Similar to the one that we have now but different. I think it's gonna be a lot better. We needed to make some changes there. Like I said, you're learning in real time. And then I am finally getting back to what it is that I love the most, which is the mindset and mental health piece. So I'm super excited about that as well.
And so I just want you to know out of all the things that I've said, oh, wait. Y'all know I'm impulsive with my thoughts, so I need to say this too. I'm also going to be doing a subscription to the podcast, so for. Less than $10. Less than $10. I think it's gonna be around $7 [00:20:00] a month. You can subscribe to this podcast through our new website, which will be up soon.

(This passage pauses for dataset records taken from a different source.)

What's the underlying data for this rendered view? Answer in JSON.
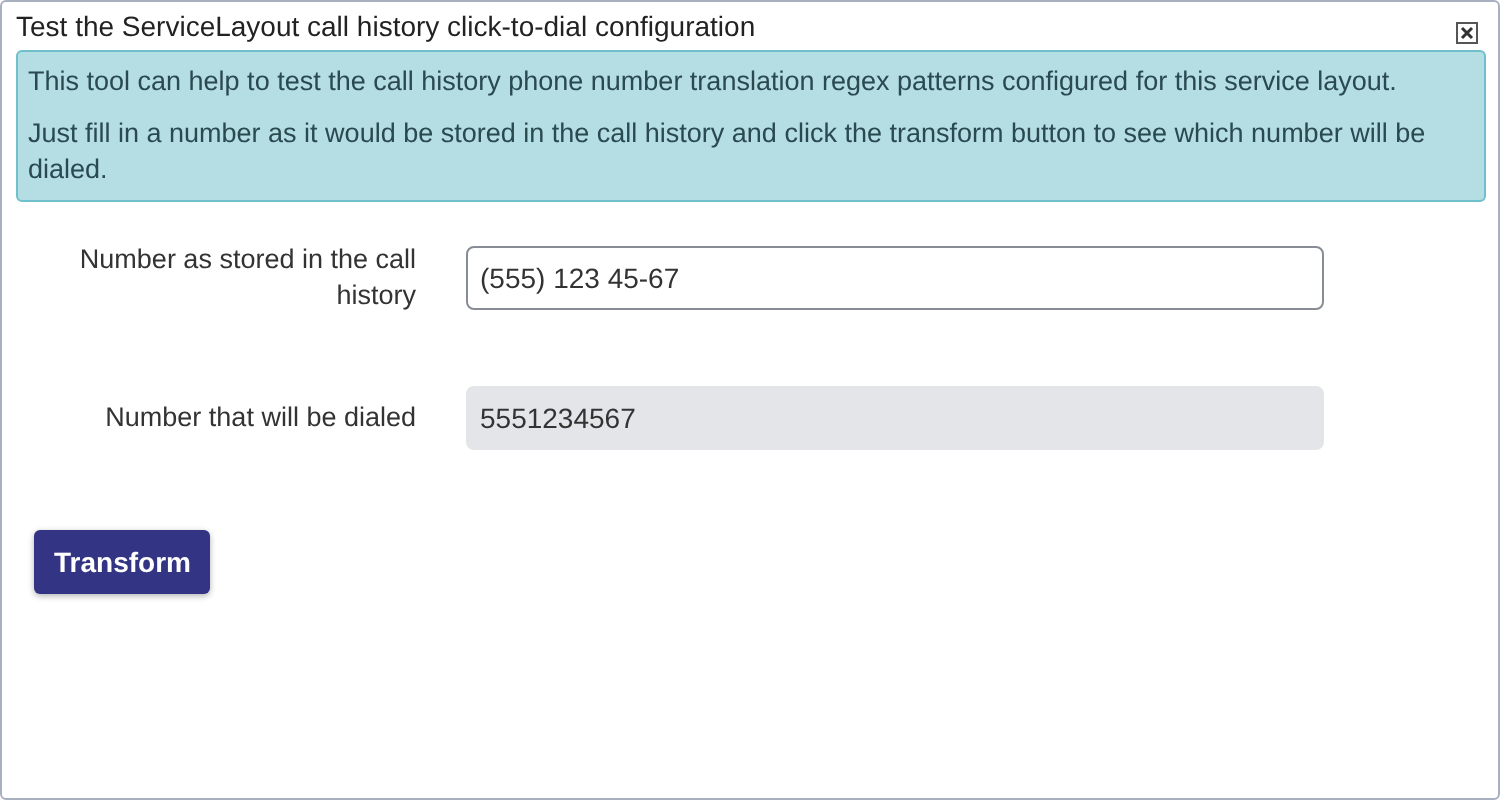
{
  "dialog": {
    "title": "Test the ServiceLayout call history click-to-dial configuration"
  },
  "info": [
    "This tool can help to test the call history phone number translation regex patterns configured for this service layout.",
    "Just fill in a number as it would be stored in the call history and click the transform button to see which number will be dialed."
  ],
  "fields": [
    {
      "label": "Number as stored in the call history",
      "value": "(555) 123 45-67",
      "kind": "editable"
    },
    {
      "label": "Number that will be dialed",
      "value": "5551234567",
      "kind": "readonly"
    }
  ],
  "buttons": [
    "Transform"
  ]
}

But you can subscribe to this podcast for LE for around $7. Get additional content that's exclusive just to those who pay for to be in the who subscribe and. I will be giving you different,
many challenges throughout the month that you can try and do, and, i'm super excited about that as well, so stay tuned for that too. But really, let me get back to this 'cause I'll, I will drift off to another direction all the time. The bottom line is if you've been feeling off lately, if you've been tired, disconnected, questioning yourself.
It is not failure. Maybe it's refinement like it was [00:21:00] for me. Maybe your nervous system is asking for truth, not effort. So I want you to ask yourself this week, who am I without this role? What am I afraid will fall apart if I rest? What identity am I carrying that God never asked me to hold? Because you're not behind, you're becoming.